Transfer Routes


Before a transfer can take place, a transfer route must first have been defined. A typical VC/m environment is set up to produce a series of pathways between locations. Together, these routes form a workflow cycle which determines the stages through which modifications must go before they can be integrated into an application. For example, a development cycle will often require a developer to pass their work to a quality assurance engineer before it can be integrated into the code base for the next release of the application.

Transfer routes define the locations that object versions can be moved or copied between. They also specify exactly what happens to the object at both the from location and the to location.

Copy or Move


The transfer route defines whether the object version is copied or moved. If the transfer is a move, the object version is removed from the from location after it has been transferred. The components are also physically deleted from that location. However, if the from location still contains the master copy of the version, this is not deleted.

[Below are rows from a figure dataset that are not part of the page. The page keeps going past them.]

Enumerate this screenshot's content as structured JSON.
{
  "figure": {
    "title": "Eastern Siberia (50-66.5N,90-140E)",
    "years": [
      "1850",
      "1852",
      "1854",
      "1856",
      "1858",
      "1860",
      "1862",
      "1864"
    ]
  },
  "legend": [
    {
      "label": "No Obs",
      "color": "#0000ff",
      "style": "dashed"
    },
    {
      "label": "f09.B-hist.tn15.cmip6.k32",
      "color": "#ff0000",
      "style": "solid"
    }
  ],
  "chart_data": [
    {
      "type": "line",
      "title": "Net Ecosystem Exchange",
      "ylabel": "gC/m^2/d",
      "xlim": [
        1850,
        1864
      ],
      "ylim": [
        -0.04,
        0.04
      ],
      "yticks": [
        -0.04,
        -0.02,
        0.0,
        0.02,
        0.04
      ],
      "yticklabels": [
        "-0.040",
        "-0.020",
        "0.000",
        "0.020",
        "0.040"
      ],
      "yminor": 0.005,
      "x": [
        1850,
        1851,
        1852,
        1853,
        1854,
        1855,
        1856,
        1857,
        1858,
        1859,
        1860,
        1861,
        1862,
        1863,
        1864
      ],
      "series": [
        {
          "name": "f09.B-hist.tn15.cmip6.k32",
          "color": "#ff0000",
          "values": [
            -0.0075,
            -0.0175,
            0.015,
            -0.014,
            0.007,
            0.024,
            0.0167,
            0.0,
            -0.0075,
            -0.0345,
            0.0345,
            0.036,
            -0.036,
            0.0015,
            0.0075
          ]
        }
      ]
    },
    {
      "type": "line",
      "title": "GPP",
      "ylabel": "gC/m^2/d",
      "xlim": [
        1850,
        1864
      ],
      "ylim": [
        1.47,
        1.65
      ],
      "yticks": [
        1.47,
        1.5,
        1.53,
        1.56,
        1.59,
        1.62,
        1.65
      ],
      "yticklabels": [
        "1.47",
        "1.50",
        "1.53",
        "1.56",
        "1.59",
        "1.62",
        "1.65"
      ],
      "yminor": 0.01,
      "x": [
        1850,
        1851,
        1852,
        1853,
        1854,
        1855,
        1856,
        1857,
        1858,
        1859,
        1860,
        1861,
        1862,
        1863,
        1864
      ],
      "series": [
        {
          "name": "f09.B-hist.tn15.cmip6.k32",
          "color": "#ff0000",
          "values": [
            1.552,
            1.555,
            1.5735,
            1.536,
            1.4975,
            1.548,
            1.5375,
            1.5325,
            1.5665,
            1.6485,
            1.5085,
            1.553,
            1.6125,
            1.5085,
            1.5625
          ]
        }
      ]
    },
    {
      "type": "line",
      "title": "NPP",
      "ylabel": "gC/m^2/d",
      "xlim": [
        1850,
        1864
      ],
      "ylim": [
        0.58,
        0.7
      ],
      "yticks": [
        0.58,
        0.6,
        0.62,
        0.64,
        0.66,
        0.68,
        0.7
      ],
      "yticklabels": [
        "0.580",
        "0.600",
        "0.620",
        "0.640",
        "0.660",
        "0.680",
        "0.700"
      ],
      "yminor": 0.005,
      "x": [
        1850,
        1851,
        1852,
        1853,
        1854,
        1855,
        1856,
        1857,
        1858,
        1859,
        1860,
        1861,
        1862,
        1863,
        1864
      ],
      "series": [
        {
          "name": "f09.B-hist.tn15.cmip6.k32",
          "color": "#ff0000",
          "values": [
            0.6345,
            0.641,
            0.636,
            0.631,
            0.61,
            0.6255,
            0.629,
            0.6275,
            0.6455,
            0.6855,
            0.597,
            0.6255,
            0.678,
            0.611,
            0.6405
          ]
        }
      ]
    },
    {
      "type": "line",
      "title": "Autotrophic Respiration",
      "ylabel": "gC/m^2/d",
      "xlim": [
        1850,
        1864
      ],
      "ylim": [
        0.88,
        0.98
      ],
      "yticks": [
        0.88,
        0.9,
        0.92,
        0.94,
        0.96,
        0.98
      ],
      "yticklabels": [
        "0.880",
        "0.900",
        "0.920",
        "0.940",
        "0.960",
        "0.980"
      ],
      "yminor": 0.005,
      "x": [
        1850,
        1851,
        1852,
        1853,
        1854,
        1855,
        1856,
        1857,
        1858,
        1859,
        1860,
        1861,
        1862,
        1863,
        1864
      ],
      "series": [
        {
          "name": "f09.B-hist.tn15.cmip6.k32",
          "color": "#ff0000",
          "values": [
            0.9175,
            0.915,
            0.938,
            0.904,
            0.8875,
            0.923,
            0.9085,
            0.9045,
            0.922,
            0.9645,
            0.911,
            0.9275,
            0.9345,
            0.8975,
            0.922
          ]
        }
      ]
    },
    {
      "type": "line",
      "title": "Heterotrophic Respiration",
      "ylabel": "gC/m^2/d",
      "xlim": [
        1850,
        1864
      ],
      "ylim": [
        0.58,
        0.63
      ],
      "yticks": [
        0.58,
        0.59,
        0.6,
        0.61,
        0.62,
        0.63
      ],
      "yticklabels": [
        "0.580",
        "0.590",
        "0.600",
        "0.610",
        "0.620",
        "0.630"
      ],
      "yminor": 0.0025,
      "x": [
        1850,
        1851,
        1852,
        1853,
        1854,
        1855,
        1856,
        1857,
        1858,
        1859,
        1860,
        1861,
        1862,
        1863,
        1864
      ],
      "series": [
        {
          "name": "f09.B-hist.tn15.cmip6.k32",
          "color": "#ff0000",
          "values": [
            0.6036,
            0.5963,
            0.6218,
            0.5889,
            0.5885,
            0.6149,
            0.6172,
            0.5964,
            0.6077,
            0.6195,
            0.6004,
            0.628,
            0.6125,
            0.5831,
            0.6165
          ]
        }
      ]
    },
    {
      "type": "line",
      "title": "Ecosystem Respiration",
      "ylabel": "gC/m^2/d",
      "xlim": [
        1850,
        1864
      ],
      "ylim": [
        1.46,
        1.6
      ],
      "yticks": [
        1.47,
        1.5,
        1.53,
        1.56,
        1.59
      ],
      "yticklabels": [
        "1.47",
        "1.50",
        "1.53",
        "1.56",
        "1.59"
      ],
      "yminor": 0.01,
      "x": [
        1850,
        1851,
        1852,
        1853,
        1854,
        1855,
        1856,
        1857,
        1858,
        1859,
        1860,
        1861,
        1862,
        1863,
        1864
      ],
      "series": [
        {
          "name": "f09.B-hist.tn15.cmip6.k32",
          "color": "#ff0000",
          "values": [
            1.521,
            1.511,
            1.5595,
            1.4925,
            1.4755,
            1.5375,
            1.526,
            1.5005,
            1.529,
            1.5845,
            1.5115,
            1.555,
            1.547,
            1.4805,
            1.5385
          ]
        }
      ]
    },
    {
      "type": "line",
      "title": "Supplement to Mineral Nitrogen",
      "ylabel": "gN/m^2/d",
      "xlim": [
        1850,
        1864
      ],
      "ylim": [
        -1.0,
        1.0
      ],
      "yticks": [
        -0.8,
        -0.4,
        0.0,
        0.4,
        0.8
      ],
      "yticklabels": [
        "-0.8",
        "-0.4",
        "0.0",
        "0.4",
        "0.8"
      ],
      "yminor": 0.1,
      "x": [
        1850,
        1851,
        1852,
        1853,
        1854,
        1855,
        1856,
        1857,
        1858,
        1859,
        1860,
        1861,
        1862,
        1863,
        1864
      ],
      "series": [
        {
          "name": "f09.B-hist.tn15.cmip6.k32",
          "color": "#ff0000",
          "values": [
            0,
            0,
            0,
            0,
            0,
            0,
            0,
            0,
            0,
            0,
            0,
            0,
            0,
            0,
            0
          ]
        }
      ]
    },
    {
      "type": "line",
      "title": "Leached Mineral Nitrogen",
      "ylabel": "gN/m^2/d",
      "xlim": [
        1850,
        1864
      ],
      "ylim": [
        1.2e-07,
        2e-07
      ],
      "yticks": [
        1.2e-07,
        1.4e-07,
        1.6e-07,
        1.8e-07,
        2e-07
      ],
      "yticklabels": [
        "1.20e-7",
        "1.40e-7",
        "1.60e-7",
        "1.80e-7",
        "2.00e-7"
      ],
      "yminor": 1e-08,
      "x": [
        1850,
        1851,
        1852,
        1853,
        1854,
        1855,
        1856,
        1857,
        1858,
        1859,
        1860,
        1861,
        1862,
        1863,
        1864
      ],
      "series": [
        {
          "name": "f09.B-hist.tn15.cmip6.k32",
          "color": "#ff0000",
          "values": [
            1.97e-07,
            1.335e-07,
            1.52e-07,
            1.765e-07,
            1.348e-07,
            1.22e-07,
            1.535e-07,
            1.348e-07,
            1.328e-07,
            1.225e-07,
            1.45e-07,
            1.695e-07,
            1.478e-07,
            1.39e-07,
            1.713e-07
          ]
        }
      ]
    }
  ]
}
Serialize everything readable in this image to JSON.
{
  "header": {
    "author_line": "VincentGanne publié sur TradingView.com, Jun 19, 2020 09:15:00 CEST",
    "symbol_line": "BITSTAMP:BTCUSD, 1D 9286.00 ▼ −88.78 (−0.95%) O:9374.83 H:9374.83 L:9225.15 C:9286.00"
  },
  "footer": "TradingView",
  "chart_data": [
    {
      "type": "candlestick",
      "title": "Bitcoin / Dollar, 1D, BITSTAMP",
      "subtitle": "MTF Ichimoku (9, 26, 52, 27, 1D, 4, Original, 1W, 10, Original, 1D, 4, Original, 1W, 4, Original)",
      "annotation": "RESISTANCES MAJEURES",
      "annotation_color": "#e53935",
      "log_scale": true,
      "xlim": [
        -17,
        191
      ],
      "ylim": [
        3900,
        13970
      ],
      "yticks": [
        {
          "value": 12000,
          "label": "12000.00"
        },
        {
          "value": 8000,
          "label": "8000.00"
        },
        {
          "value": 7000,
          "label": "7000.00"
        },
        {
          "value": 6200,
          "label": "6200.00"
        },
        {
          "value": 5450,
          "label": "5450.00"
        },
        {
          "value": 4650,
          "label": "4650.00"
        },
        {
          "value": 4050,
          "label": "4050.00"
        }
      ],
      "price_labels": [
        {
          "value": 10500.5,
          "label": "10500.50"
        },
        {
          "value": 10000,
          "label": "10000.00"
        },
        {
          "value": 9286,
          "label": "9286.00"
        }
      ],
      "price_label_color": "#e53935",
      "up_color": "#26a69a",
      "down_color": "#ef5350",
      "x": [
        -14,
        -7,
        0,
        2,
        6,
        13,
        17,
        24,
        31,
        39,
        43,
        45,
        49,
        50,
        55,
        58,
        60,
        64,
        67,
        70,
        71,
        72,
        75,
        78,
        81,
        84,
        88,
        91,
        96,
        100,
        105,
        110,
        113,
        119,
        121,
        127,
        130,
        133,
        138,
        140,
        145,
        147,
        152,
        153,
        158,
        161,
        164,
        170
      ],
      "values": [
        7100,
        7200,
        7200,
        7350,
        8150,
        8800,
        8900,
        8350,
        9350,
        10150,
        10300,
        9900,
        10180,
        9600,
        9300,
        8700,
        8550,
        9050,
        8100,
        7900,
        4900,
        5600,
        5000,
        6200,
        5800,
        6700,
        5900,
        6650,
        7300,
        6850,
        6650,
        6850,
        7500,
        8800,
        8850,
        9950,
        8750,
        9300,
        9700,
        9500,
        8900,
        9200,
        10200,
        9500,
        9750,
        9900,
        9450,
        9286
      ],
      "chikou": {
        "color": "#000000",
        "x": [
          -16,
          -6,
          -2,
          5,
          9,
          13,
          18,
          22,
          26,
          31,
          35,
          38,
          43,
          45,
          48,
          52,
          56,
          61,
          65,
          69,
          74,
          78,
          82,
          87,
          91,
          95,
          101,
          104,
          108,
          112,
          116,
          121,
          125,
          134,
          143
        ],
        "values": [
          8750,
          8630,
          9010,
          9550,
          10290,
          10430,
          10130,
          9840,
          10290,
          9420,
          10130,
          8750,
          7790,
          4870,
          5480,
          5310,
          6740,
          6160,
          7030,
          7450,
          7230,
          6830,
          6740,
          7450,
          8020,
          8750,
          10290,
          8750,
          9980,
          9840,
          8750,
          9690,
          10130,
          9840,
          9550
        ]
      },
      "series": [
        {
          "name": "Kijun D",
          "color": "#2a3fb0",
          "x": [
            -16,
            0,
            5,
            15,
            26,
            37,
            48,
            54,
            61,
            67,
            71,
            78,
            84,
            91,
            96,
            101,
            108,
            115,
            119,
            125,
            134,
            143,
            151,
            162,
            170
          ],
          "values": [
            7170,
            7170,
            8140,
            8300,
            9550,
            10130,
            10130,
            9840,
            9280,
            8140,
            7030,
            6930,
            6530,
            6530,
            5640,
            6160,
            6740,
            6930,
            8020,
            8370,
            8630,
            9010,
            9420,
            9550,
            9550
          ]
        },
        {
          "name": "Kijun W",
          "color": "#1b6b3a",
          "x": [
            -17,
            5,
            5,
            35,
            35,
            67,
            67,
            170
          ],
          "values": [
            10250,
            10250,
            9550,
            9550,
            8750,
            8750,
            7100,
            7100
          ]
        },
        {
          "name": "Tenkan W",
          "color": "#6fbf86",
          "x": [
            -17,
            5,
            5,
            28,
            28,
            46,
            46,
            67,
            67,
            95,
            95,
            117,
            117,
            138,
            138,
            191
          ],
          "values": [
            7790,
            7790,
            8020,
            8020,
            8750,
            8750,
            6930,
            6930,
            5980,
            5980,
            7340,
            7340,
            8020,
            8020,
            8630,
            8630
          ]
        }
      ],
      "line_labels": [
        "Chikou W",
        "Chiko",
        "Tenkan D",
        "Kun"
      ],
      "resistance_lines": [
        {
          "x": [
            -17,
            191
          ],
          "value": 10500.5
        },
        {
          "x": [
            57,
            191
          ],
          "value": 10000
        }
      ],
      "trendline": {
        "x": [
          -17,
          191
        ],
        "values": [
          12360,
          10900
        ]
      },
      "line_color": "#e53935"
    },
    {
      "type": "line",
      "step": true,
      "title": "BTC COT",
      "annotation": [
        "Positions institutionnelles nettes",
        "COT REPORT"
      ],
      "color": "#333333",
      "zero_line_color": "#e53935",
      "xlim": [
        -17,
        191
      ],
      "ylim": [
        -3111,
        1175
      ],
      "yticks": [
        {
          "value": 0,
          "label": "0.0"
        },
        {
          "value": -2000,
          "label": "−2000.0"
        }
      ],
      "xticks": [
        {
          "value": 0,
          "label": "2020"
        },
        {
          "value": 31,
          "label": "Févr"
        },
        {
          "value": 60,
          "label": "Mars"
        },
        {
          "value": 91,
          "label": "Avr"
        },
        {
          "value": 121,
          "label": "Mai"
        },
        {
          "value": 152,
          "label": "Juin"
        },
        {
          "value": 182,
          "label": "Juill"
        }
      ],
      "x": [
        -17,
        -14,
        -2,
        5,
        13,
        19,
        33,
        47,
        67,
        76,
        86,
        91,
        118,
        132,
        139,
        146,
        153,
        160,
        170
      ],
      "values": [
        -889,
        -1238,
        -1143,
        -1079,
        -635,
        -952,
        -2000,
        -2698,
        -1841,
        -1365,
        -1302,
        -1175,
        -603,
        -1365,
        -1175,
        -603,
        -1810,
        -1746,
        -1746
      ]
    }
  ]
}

If the transfer is a copy, the object version is retained in the from location as well as the to location, so it exists in both.

Transferring to Single- and Multi- version Locations


When an object version is transferred to a single-version location, it will displace any other version. This means that the previous version is removed and replaced by the new version.

When an object version is transferred to a multi-version location, any ancestor versions which exist there will not be displaced.

Dependencies


A transfer route may list a series of conditions that must be met before the transfer can take place. Dependencies are one kind of condition, and may include a list of locations at which the object version should or should not exist, as well as a series of functions that must return true before the transfer can go ahead.

For example, a transfer route that brings object versions from a development location back into a live production location may include a dependency which checks that the object version has first been transferred to a test location.

Other Factors


While these are important factors that define how a transfer route works, there are others that have to be considered when transfer routes are set up. The article on Managing Transfer Routes outlines what a VC/m system manager must consider when they define the various pathways within their environment.